Whether it is the lack of clarity on long-term and short-term capital gains tax, the threat to impose a service tax on exit and entry loads of mutual funds, the demand for explanation of legitimate spending by credit card holders or the new, not-so-saral self-assessment form for salaried individuals or even the Fringe Benefit Tax—there is a clear trend to put more power into the hands of tax officials by making the estimation of tax liability more subjective.
Check with any taxpayer and this only suggests increased harassment of genuine tax payers, while there is no serious attempt to catch rampant and brazen tax evasion by those who are probably in a numerical majority in most income segments.
But let us focus on the issue that rocked the capital market in the last couple of weeks, namely the big gap in long-term and short-term tax liability based on very subjective criteria of classifying individual investors or traders.
The Finance Minister has clarified that situation for Foreign Institutional Investors (FIIs) and domestic mutual funds are also exempt—that leaves only the domestic individual and corporate investors worried.
A draft notification put out by the Tax Authority lays down a long list of criteria and judgements that will apparently decide whether what extent of a person’s transactions are classified at investments (where long-term capital gains tax is zero if the shares are sold after a year and short-term capital gains tax is just 10%) and what is classified as trading activity attracting the highest tax rate of over 35%. Since there is a lot of ambiguity about the classification, the entire exercise will be highly subjective.

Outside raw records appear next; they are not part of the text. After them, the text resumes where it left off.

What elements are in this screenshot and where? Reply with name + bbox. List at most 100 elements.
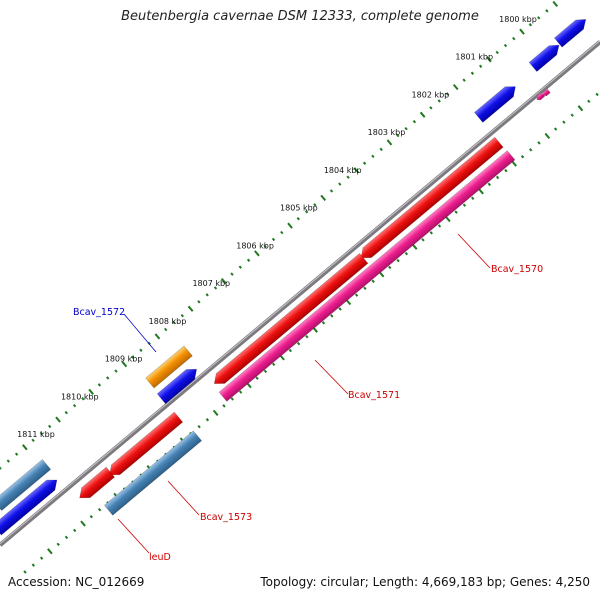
inner-tick-mark [553,127,558,131]
tick-labels: 1800 kbp 1801 kbp 1802 kbp 1803 kbp 1804 kbp… [17,15,537,439]
gene-1800-blue[interactable] [553,15,589,48]
inner-tick-mark [80,520,86,527]
gene-1811-blue[interactable] [0,475,61,536]
inner-tick-mark [396,258,400,263]
outer-tick-mark [180,313,184,318]
outer-tick-mark [287,222,293,229]
outer-tick-mark [238,265,242,269]
gene-1801-blue[interactable] [528,40,563,72]
outer-tick-mark [64,410,68,415]
inner-tick-mark [462,203,467,207]
outer-tick-mark [172,320,176,325]
outer-tick-mark [552,0,559,8]
inner-tick-mark [577,105,584,112]
gene-bcav-1571-pink[interactable] [218,150,516,402]
inner-tick-mark [388,265,392,270]
accession-label: Accession: NC_012669 [8,575,145,589]
gene-bcav-1572-orange[interactable] [145,345,193,389]
outer-tick-mark [304,210,309,214]
inner-tick-mark [212,409,219,416]
outer-tick-mark [452,83,459,91]
inner-tick-mark [47,548,53,555]
gene-1802-blue[interactable] [474,82,519,123]
gene-small-pink-a[interactable] [535,92,546,102]
inner-tick-mark [363,286,367,290]
outer-tick-mark [537,16,541,20]
outer-tick-mark [528,23,533,27]
outer-tick-mark [97,383,102,387]
outer-tick-mark [512,36,516,41]
outer-tick-mark [31,438,35,443]
tick-label: 1802 kbp [412,91,450,100]
inner-tick-mark [39,556,44,560]
inner-tick-mark [23,570,27,574]
bcav-1571-leader [314,359,349,395]
outer-tick-mark [379,147,383,152]
outer-tick-mark [72,403,77,408]
outer-tick-mark [445,92,450,96]
leud-leader [117,518,150,554]
inner-tick-mark [421,238,425,242]
genes [0,15,589,536]
inner-tick-mark [56,542,60,547]
gene-1809-blue[interactable] [156,364,201,405]
outer-tick-mark [329,189,334,193]
outer-tick-mark [346,175,350,179]
gene-label-bcav-1570[interactable]: Bcav_1570 [491,264,543,275]
outer-tick-mark [396,133,400,138]
outer-tick-mark [486,56,492,63]
inner-tick-mark [371,279,375,284]
inner-tick-mark [97,507,102,512]
gene-label-leud[interactable]: leuD [149,552,171,563]
inner-tick-mark [288,348,292,353]
inner-tick-mark [263,369,268,374]
outer-tick-mark [48,424,52,429]
gene-leud-red[interactable] [75,466,115,503]
gene-bcav-1573-steel[interactable] [103,430,203,516]
tick-label: 1810 kbp [61,392,99,401]
gene-bcav-1570-red-lower[interactable] [210,252,369,388]
inner-tick-mark [89,514,93,519]
inner-tick-mark [495,175,500,180]
outer-tick-mark [437,99,441,103]
outer-tick-mark [254,250,260,257]
outer-tick-mark [271,237,276,242]
tick-label: 1809 kbp [105,355,143,364]
inner-tick-mark [520,155,525,159]
outer-tick-mark [404,126,408,131]
tick-label: 1800 kbp [499,15,537,24]
outer-tick-mark [386,139,393,146]
inner-tick-mark [296,341,301,346]
gene-1811-steel[interactable] [0,459,52,511]
inner-tick-mark [321,321,326,325]
outer-tick-mark [164,327,168,332]
outer-tick-mark [0,466,2,470]
outer-tick-mark [121,361,128,368]
outer-tick-mark [429,106,433,110]
inner-tick-mark [205,418,210,422]
tick-label: 1811 kbp [17,430,55,439]
outer-tick-mark [154,333,161,340]
inner-tick-mark [73,528,77,533]
gene-bcav-1570-red-upper[interactable] [357,136,504,263]
outer-tick-mark [213,286,218,290]
gene-small-pink-b[interactable] [542,88,551,97]
outer-tick-mark [320,194,327,202]
inner-tick-mark [587,99,591,104]
bcav-1573-leader [167,480,200,516]
outer-tick-mark [55,416,61,423]
outer-tick-mark [14,452,19,456]
outer-tick-mark [114,369,118,373]
inner-tick-mark [478,188,484,195]
inner-tick-mark [354,293,359,297]
inner-tick-mark [429,231,433,235]
gene-label-bcav-1572[interactable]: Bcav_1572 [73,307,125,318]
gene-label-bcav-1573[interactable]: Bcav_1573 [200,512,252,523]
tick-label: 1808 kbp [149,317,187,326]
outer-tick-mark [313,203,317,207]
outer-tick-mark [39,431,44,436]
tick-tracks [0,0,599,574]
inner-tick-mark [404,251,409,256]
tick-label: 1807 kbp [192,279,230,288]
gene-label-bcav-1571[interactable]: Bcav_1571 [348,390,400,401]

We need to go back to the Finance Minister’s budget speech of 2004-05 to understand why this has caused so much anguish among investors. He said, ‘‘Capital gains tax is another vexed issue. When applied to capital market transactions, the issue becomes more complex. Questions have been raised about the definitions of long-term and short-term, and the differential tax treatment meted to the two kinds of gains. There are no easy answers, but I have decided to make a beginning by revamping taxes on securities transactions. Our founding fathers had wisely included entry90 in the Union List in the Seventh Schedule of the Constitution of India. Taking a cue from that entry, I propose to abolish the tax on long-term capital gains from securities transactions altogether. Instead, I propose to levy a small tax on transactions in securities on stock exchanges. The rate will be 0.15 per cent of the value of security. Thus, a transaction involving securities valued at, say, Rs 100,000 will now bear a small tax of Rs 150. The tax will be levied on the buyer. In the case of short-term capital gains from securities, I propose to reduce the rate of tax to a flat rate of 10 per cent. My calculation shows that the new tax regime will be a win-win situation for all concerned’’.
The STT was then reduced drastically after a public outcry and has been hiked again in the recent budget. And investors really believed they had a ‘win-win’ situation until the assessments process is set to begin.
Yet, the Finance Minister is unwilling to clarify the situation. Doesn’t this mean that STT is a win-win situation only for the Finance Minister, because it allowed him to collect a new tax by letting people believe they were getting some nebulous concessions?
The CBDT’s draft circular had invited public comment until May 25 and I know that scores of tax experts, individuals and legal experts have written detailed letters explaining that an individual or a company has a fundamental right to be both an investor or a trader and it is possible to distinguish between the two categories using objective criteria, instead of the subjective judgement of assessing officers.
As one reader points out, ‘‘The different rate of Securities Transaction Tax (STT) on Delivery v/s Non-delivery transactions itself differentiates between an Investor and a Trader’’.
Experts have provided more elaborate criteria for determining this—especially for companies. How does the distinction really affect individual investors?
This letter from a senior citizen who does not want to be identified explains the situation. ‘‘I am a retired senior citizen—a long-term investor who has invested in equities for 50 years. All my savings are in stocks and I do not trade but hold them as investments. Naturally one books profit when prices reach sky high and not related to fundamentals. Mostly long term but also short term (profits). There is hardly any other source of income and thus percentage of profit from market is high; in addition there are a sizeable number of transactions. Examining the 15 parameters there is no doubt that the tax officer will term me a trader despite the fact that I have never traded in futures. I have never had a CA and filed my tax returns personally, but now will have to find one (a Chartered Accountant) to fight the system. When LTG was taxed I availed of indexation and paid nominal tax which has been replaced by STT. Now as business income I have to pay 33.6% tax without indexation plus STT’’.
Professional women who have quit jobs to look after their children and earn additional income by investing in the market (not merely trading) could now be made to pay tax at the highest rates. What is worse, the tax authorities say that even old cases can be re-examined.
How can any system be considered fair, when there is no clarity about the taxes paid? Does the government seriously want to pretend that it has no idea how non-salaried tax payers are so often harassed with regard to minutiae in their tax returns? Is it any surprise then that a majority of Indians simply do not pay direct taxes and get away with it too?